Christmas and the holiday season is the time we all get into our time machines.
For most of us, it is about hitting the rewind button, revisiting memories from our childhood. I remember the huge, colourful foldable star lantern that would be taken out carefully from its tissue wraps inside the tin trunk for Christmas decorations, and fitted with a bulb every year, 2 weeks before Christmas. In hostel, there were the gift boxes that would arrive for all the excited dorm girls, eager fingers tearing apart bright packages to reveal beautiful dresses, snow globes, jewellery and photo frames, or tuck boxes full of cheeses, chocolates, marzipans and fudges, sent by relatives in distant cold countries. For us sisters, it would be a large, beautifully decorated, home-baked cake by Mom, in a plump little red leather box, that would get hand delivered straight from the home kitchen many thousand miles away, still smelling of home…
For Swedish Consul General in Mumbai, Frederika Ornbrant, a wonderful cook, a great story-teller, and a precious friend, Christmas meant a jar of Pickled Herring from her grandma’s home. Her grandma would make these deliciously fragrant jars every year, working hard at selecting the ingredients, diligently following her own secret recipe and bottling copious amounts of love into those things before sending them out to the family members. Fredrika tried hard, very hard, first to get the recipe from her grandma, and then to replicate that taste. Her pickled herrings are good, she says, but never good enough!

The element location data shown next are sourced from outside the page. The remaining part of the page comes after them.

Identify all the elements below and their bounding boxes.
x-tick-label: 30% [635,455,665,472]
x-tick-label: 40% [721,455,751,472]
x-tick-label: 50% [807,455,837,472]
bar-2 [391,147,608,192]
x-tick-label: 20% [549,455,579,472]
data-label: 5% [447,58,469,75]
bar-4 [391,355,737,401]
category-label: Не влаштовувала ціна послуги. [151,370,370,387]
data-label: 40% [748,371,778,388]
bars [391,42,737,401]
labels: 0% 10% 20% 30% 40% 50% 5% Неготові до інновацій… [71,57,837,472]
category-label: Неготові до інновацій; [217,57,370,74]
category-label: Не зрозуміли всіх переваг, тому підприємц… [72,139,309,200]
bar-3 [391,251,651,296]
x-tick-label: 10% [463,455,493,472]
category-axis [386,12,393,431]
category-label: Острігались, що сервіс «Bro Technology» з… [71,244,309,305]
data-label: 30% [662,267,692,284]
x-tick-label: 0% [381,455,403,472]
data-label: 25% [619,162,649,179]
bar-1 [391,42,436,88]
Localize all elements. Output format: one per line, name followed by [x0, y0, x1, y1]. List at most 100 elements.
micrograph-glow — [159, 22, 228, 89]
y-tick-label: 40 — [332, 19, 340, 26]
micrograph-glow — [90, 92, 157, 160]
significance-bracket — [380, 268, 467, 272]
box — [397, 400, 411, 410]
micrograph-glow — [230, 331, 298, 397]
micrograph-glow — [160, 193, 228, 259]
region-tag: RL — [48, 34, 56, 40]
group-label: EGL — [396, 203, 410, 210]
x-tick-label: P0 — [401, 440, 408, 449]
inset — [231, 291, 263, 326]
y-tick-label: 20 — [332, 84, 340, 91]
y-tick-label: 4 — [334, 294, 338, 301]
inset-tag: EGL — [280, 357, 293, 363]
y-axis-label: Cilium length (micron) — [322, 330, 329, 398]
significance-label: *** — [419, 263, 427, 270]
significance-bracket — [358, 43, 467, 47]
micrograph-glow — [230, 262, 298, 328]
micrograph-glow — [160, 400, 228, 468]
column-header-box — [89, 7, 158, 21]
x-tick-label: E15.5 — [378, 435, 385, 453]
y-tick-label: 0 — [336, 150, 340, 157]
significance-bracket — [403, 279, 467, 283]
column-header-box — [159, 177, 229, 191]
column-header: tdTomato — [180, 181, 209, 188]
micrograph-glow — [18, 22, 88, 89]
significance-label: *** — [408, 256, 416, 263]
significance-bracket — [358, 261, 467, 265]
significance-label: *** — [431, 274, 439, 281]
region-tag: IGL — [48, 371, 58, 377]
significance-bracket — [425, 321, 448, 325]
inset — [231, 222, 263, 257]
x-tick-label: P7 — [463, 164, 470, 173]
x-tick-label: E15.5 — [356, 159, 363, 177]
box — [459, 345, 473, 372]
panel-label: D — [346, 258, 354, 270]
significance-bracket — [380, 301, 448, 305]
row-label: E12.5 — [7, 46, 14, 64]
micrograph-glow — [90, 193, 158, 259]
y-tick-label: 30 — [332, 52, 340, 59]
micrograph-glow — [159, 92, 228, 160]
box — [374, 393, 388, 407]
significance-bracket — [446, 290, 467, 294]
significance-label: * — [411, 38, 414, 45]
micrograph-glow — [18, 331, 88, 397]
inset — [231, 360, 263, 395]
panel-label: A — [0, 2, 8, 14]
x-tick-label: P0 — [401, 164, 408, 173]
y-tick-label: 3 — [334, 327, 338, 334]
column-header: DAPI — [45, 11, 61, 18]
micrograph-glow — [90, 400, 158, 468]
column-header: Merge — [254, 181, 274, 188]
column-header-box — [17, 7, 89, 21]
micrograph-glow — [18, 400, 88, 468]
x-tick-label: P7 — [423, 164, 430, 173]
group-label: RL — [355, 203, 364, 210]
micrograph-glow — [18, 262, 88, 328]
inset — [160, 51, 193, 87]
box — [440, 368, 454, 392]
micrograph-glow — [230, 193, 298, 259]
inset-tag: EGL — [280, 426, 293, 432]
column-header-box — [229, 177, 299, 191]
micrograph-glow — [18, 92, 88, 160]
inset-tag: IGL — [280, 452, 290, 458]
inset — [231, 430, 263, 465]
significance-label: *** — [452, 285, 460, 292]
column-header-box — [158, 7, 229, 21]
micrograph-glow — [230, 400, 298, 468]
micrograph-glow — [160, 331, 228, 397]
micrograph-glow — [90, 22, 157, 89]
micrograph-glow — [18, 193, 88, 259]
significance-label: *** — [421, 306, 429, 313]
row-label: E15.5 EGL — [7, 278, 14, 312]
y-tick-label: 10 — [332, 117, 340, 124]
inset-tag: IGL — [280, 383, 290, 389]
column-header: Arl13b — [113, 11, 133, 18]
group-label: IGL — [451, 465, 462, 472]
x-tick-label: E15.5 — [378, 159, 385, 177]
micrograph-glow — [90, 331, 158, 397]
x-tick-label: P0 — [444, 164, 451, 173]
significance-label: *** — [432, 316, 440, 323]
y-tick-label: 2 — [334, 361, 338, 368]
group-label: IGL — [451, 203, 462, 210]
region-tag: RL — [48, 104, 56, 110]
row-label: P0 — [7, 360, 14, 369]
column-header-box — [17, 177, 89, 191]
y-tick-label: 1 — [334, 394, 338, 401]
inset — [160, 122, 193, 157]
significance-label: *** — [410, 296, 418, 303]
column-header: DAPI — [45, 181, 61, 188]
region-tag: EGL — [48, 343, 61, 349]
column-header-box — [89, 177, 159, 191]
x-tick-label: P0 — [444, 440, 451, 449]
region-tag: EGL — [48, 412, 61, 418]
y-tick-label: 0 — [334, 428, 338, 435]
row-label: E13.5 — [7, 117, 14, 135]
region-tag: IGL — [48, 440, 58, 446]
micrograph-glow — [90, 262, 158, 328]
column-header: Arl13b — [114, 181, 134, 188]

Decorating the Christmas tree together, jumping out of bed on Christmas morning to see what Santa has left for you in your red stocking hanging enticingly at the corner of your bed, large family lunches with tables full of the best roasts and gravies and puddings ever, reunions with cousins and whispered sharings of secret crushes, and the ever present aroma of baking hanging thickly in the cold winter air…
These are snapshots that most of us will revisit on our time machine, aren’t they? But Christmas is not only about going back in time, but also creating newer memories today, that you can look back on tomorrow. In my ‘present’ mode on the time machine, I know some memories will stand out in years to come. Like my late grandma’s last Christmas where she sat, small, wrinkled and beaming, outshining our big, bright Christmas tree, as she personally plucked out gifts from the tree, and handed them to our eagerly waiting group of a dozen cousins.
Or walking through the Christmas Market in the old and prestigious city of Oxford, sipping on hot German mulled wine and watching a large group of elderly locals belting out Christmas carols in the English rain!
And that’s why the last day of the year is always special. Because the beauty of the many amazing food memories from the year gone by, and the excitement and eagerness of creating many more new and special memories in the year to come, fills you with a sense of purpose and propels you like a happily fed, roly-poly rocket into the infinite food galaxy!